Wedge-shaped anti-diarrhea Kit Yamoyo package ‘piggybacks’ in unused space within CocaCola crates to take advantage of the beverage giant’s global distribution system.

ColaLife crate
ColaLife crate

The 1960s-era Coca-Cola advertising slogan, “Things go better with Coke,” never referred to anti-diarrhea kits (ADKs), but that’s precisely what crates of the beverages are carrying for ColaLife in an innovative distribution trial in Africa.

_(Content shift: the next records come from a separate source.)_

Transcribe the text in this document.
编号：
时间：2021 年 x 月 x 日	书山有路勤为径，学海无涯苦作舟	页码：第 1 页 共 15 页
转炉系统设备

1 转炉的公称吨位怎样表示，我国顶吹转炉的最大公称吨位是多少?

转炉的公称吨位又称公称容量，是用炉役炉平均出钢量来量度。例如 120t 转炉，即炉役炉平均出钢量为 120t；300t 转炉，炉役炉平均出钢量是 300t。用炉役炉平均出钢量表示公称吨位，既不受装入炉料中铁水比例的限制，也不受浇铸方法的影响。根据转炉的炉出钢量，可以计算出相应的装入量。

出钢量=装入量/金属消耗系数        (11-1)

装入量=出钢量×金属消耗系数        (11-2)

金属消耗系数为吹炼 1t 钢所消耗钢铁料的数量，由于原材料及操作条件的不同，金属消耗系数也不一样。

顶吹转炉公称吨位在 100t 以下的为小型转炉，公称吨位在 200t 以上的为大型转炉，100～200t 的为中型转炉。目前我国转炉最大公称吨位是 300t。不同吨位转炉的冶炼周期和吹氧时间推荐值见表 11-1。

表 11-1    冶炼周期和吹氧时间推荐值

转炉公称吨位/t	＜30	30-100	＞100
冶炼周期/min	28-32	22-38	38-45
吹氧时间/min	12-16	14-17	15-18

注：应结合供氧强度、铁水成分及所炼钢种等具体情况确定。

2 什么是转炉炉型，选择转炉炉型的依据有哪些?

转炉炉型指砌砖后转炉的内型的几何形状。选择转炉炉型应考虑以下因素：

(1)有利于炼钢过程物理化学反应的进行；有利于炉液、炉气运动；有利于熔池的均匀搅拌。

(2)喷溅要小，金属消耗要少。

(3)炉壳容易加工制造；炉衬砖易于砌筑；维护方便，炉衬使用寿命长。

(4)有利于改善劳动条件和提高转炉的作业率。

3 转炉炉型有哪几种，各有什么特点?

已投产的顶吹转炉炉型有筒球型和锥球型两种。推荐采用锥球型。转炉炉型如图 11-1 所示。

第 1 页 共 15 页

At its Web site, which offers a video demonstration of the Kit Yamoyo package, ColaLife explains, “ColaLife is working in developing countries to bring Coca-Cola, its bottlers and others together to save children’s lives by opening the distribution channels which Coca-Cola uses, to enable ‘social products’ such as oral rehydration salts and zinc supplements to use similar routes. ColaLife started as an online ‘movement’ in April 2008, and became an independent U.K. charity in 2011. “

ColaLife is an independent nonprofit organization run and staffed by volunteers. The organization notes, “You can buy a Coca-Cola virtually anywhere in developing countries but in these same places, one in nine children die before their 5th birthday from simple preventable causes like dehydration from diarrhea. That’s more than 16 times the average for developed regions (1 in 152).

“We have more than 10,000 online supporters and these have given us the power to engage Coca-Cola, UNICEF, and other key stakeholders. We are now running a locally determined adaptation of the ColaLife concept, as our first trial, in Zambia—The ColaLife Operational Trial Zambia (COTZ).”

The COTZ trial involves the AidPod anti-diarrhea kit. If the trial is successful, it could be used globally for other medical kits. ColaLife worked with pi global to create a robust container to carry simple medicines. It had to be small enough to only occupy the unused space between Coca-Cola bottles in crates, yet large enough to fit a large enough dose of the essential medicines. They also had to ensure that they kept to strict medical guidelines set by the Pharmaceutical Regulatory Authority of Zambia.